Since the end of the Second World War, the United States has been the most powerful and most influential nation in Asia. That power and influence has rested on military superiority, economic dynamism, the sheer appeal of America’s values in comparison to those of its rivals, and strategic alliance-building. Chief among these allies have been Japan, South Korea, the Philippines, and Taiwan.
The murkiest of these alliances has been the alliance with Taiwan. When the Communists won the Chinese Civil War in 1949, many of the defeated Kuomintang (KMT or “Nationalist”) supporters retreated to the island of Taiwan. Long a Chinese possession, it had been conquered by Japan in one that country’s early forays into imperialism. Still, at first it seemed that the Peoples Republic of China (PRC) would soon complete the reconquest of territory lost to imperialist during the dark hours of China’s impotence. After the Korean War began, the United States recognized Taiwan as an independent state. The KMT created a separate Chinese state, then build a prosperous industrial economy, and eventually moved toward democracy. In sum, Taiwan is far more of a legitimate state than it was in 1949. Richard Nixon’s “opening” to China pushed the US-Taiwan relationship into “strategic ambiguity.” China has always intended to retake Taiwan, just as it intended to retake Hong Kong. The United States had an interest in Taiwan remaining independent. The US and China had a big stake in not coming to blows over Taiwan. So all sides let things sit. See what shook out.

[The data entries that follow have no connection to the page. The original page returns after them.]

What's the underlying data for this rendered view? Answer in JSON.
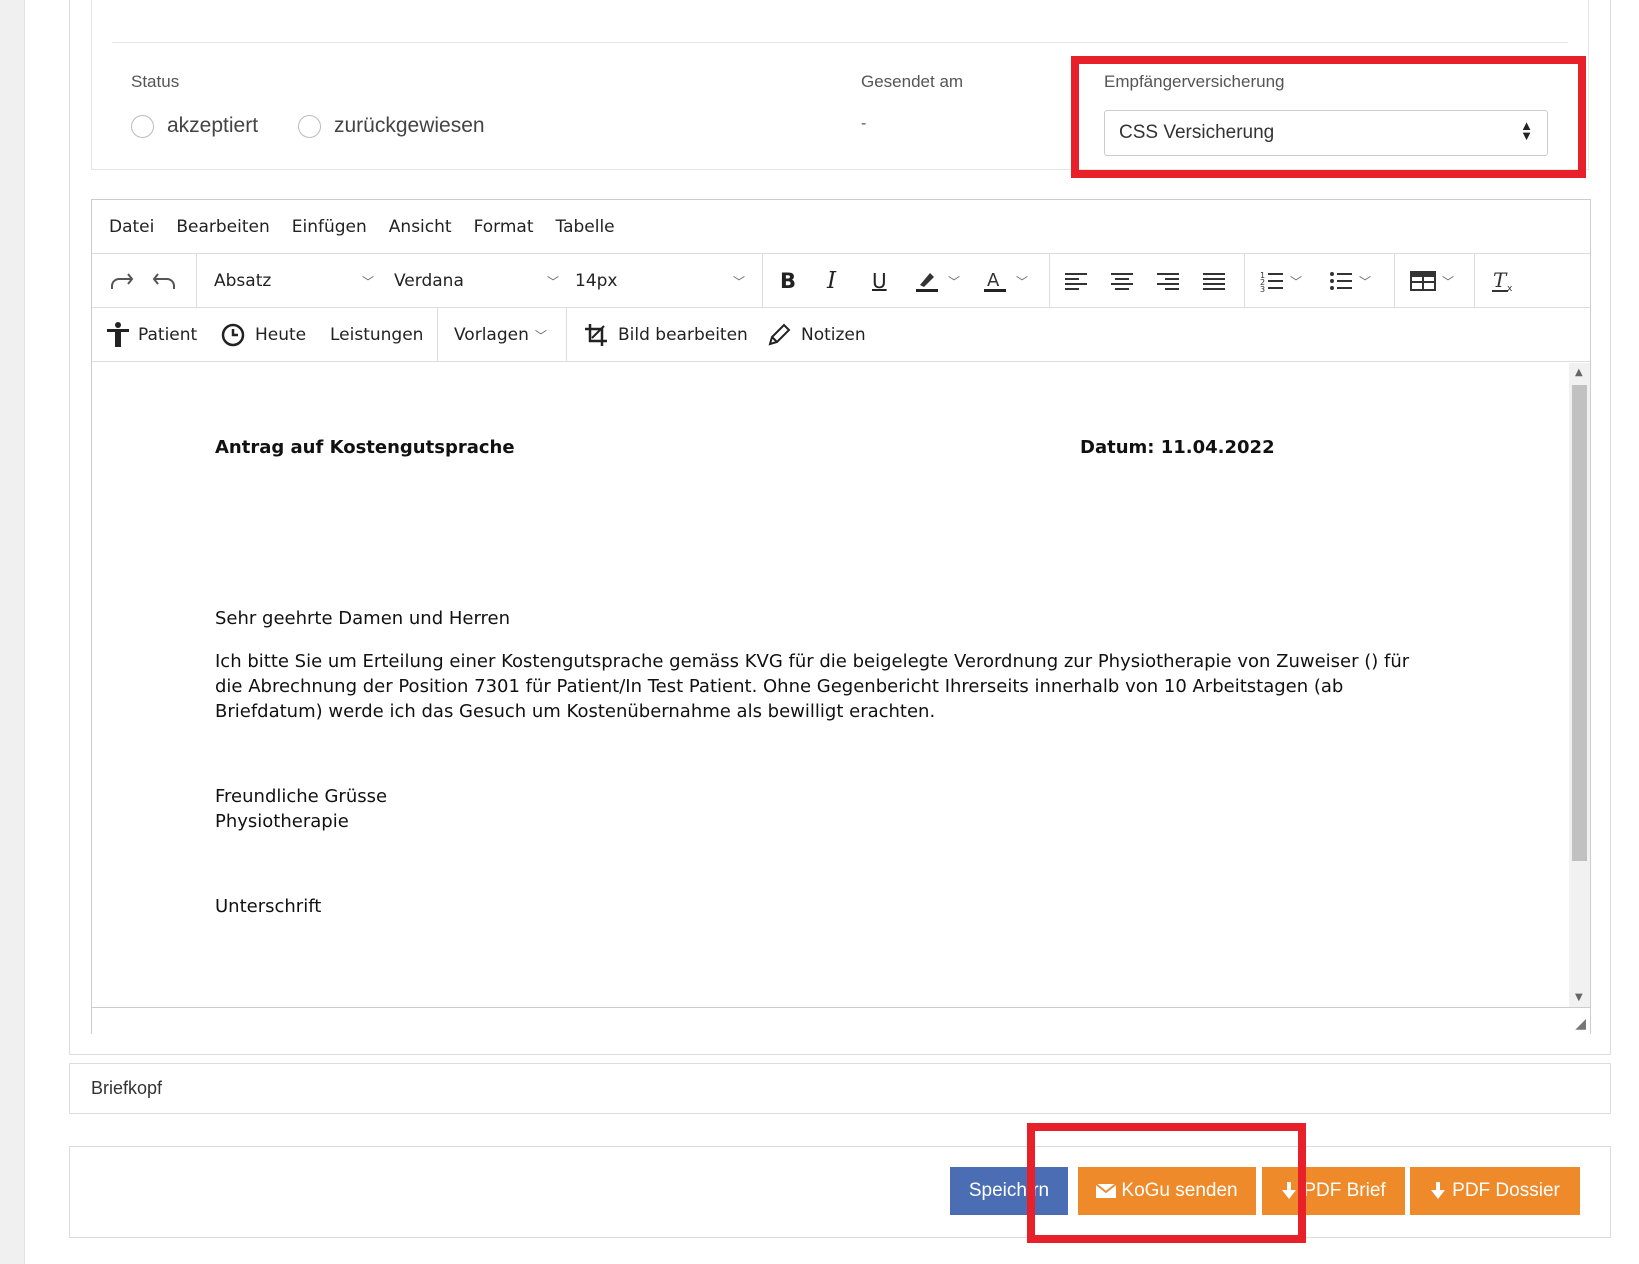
{
  "status_section": {
    "status_label": "Status",
    "radio_accepted": "akzeptiert",
    "radio_rejected": "zurückgewiesen",
    "sent_label": "Gesendet am",
    "sent_value": "-",
    "insurance_label": "Empfängerversicherung",
    "insurance_value": "CSS Versicherung"
  },
  "menubar": {
    "file": "Datei",
    "edit": "Bearbeiten",
    "insert": "Einfügen",
    "view": "Ansicht",
    "format": "Format",
    "table": "Tabelle"
  },
  "toolbar": {
    "block_format": "Absatz",
    "font_family": "Verdana",
    "font_size": "14px",
    "bold": "B",
    "italic": "I",
    "underline": "U",
    "patient": "Patient",
    "today": "Heute",
    "services": "Leistungen",
    "templates": "Vorlagen",
    "edit_image": "Bild bearbeiten",
    "notes": "Notizen"
  },
  "document": {
    "title": "Antrag auf Kostengutsprache",
    "date": "Datum: 11.04.2022",
    "salutation": "Sehr geehrte Damen und Herren",
    "body_line1": "Ich bitte Sie um Erteilung einer Kostengutsprache gemäss KVG für die beigelegte Verordnung zur Physiotherapie von Zuweiser () für",
    "body_line2": "die Abrechnung der Position 7301 für Patient/In Test Patient. Ohne Gegenbericht Ihrerseits innerhalb von 10 Arbeitstagen (ab",
    "body_line3": "Briefdatum) werde ich das Gesuch um Kostenübernahme als bewilligt erachten.",
    "closing1": "Freundliche Grüsse",
    "closing2": "Physiotherapie",
    "signature": "Unterschrift"
  },
  "briefkopf": "Briefkopf",
  "buttons": {
    "save": "Speich   rn",
    "send_kogu": "KoGu senden",
    "pdf_letter": "PDF Brief",
    "pdf_dossier": "PDF Dossier"
  },
  "colors": {
    "highlight_red": "#e8202a",
    "primary_blue": "#4a6db3",
    "accent_orange": "#ef8a2a"
  }
}
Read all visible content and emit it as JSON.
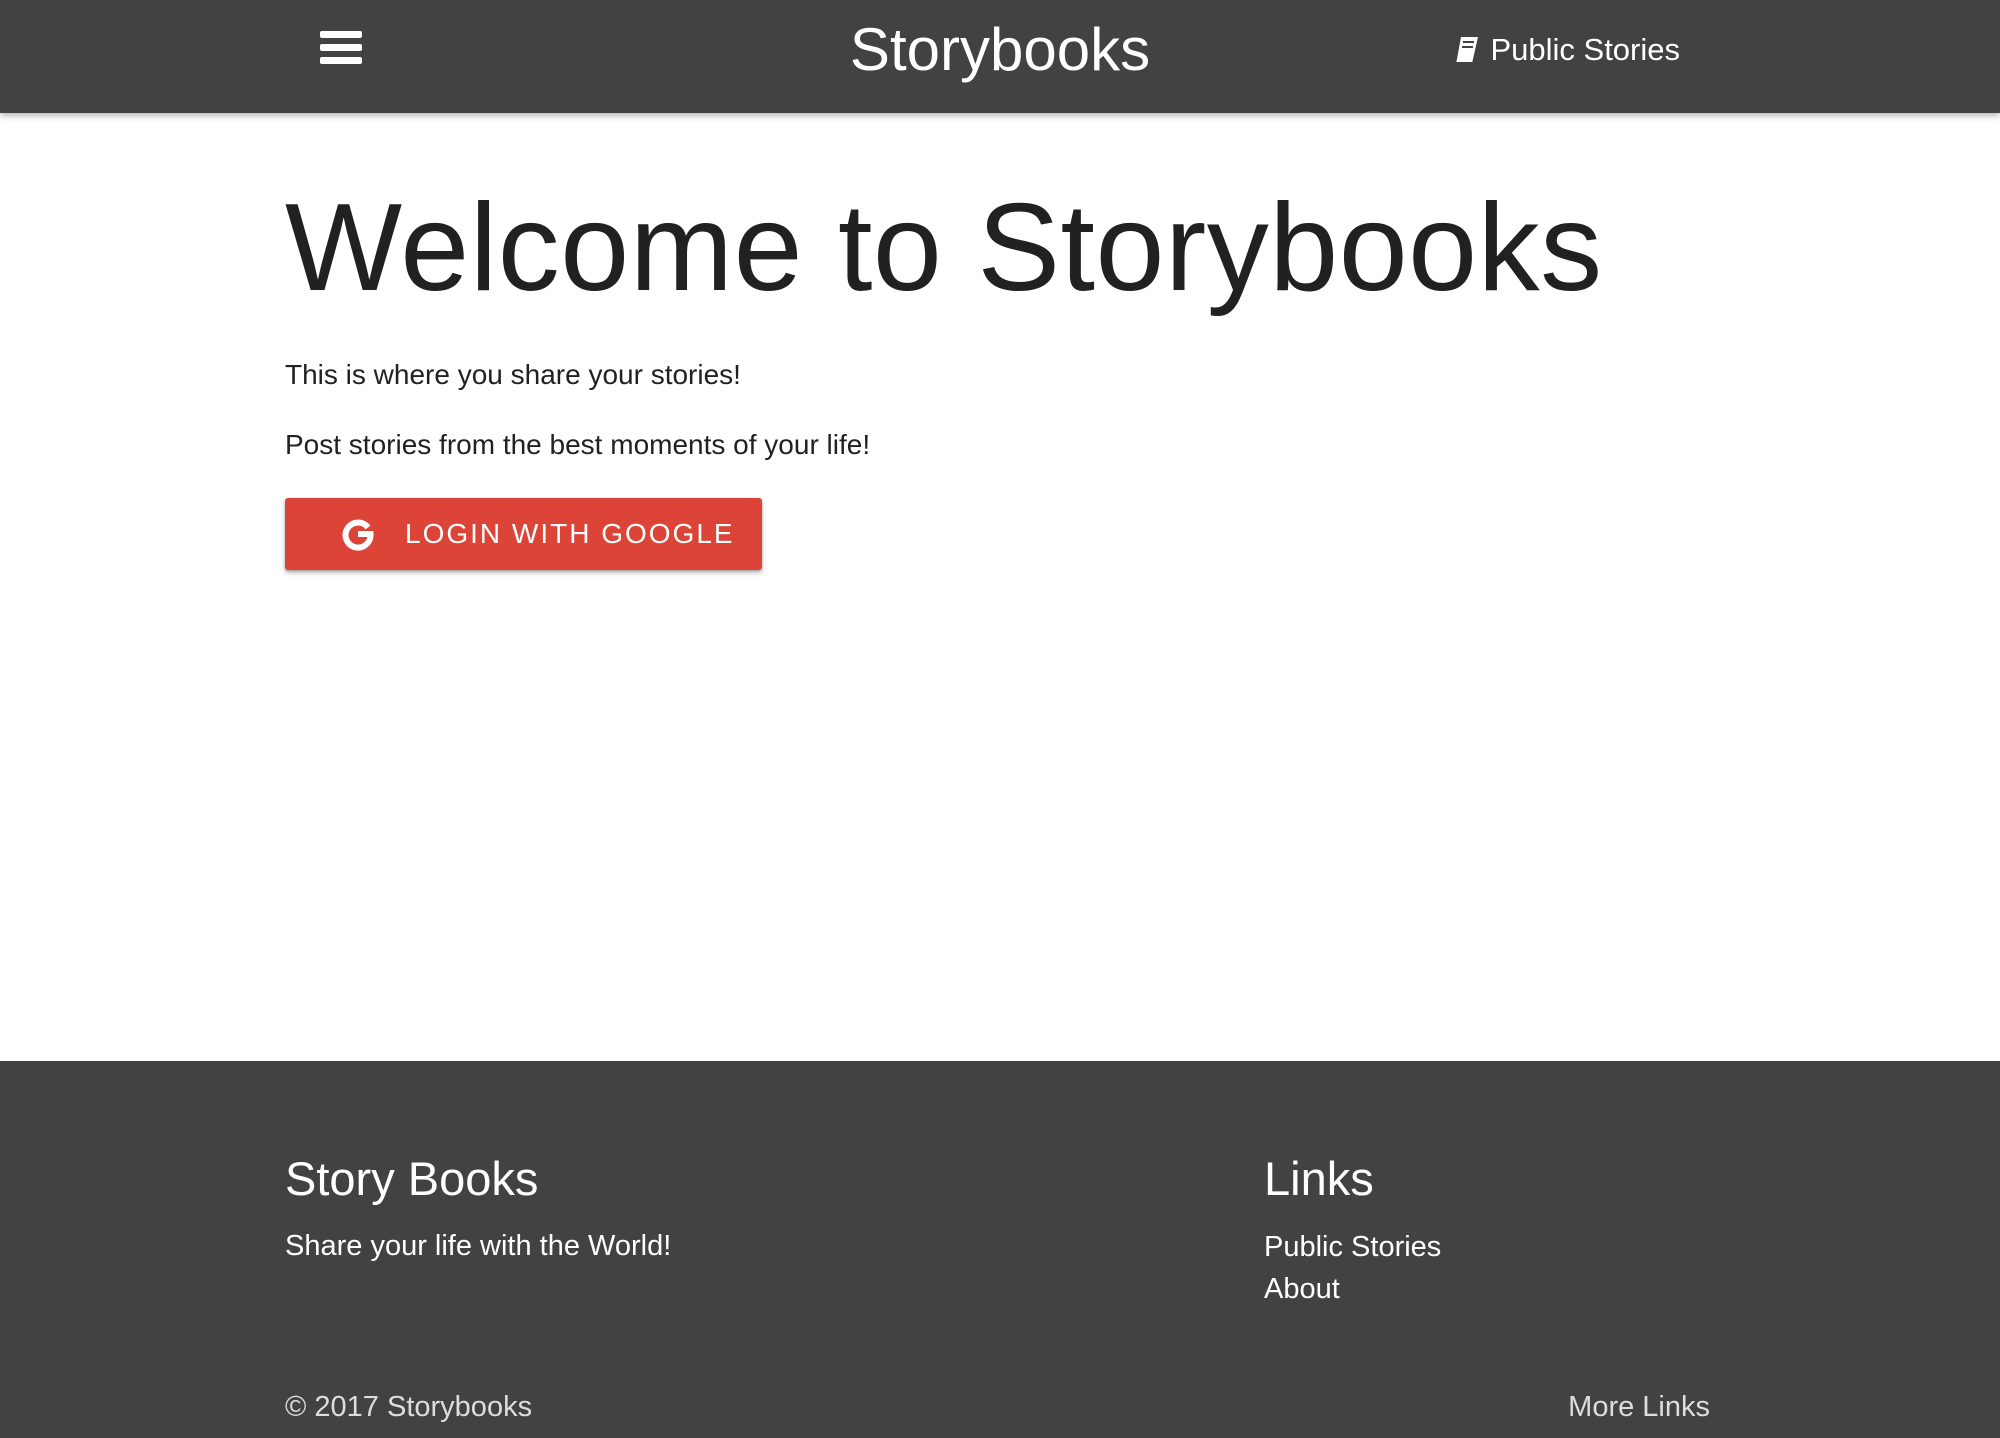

What shook out was Zi Jinping. China’s “Belt and Road” infrastructure initiative, military build-up, and the forced change in status of Hong Kong illustrate his determination to reshape the Asian order to China’s advantage. Now alarm bells are ringing over Taiwan.
By what means might China seek to establish control over Taiwan? Would it begin by fomenting some kind of low-intensity conflict? Would it just cut to the chase by staging an out-right invasion with overwhelming force? Would the Taiwanese fight? Do they have the means to mount an effective resistance? How would the United States respond? Would it huff and puff, then accept Chinese conquest as happened with Hong Kong? Would it adapt the same policy as it has done with Ukraine: supplying arms, money, and intelligence while avoiding direct involvement? Would it decide that Taiwan is the Czechoslovakia “of our time”? If the United States did fight, what would be the outcome? Could it win a “conventional” (i.e. non-nuclear) war in the Western Pacific and Far East? How great is the danger that a conventional war could slide into a nuclear war—of uncertain magnitude?
Is there an alternative? Perhaps, but anything that looks like or amounts to backing down would most likely have a devastating impact on America’s other alliances in Asia.
 See, for example, Elbridge Colby, The Strategy of Denial: American Defense in an Age of Great Power Conflict (2021). On Colby, see: https://www.linkedin.com/in/elbridge-colby-7484a0168/details/experience/
 That analogy has gotten us into trouble before. See: Vietnam.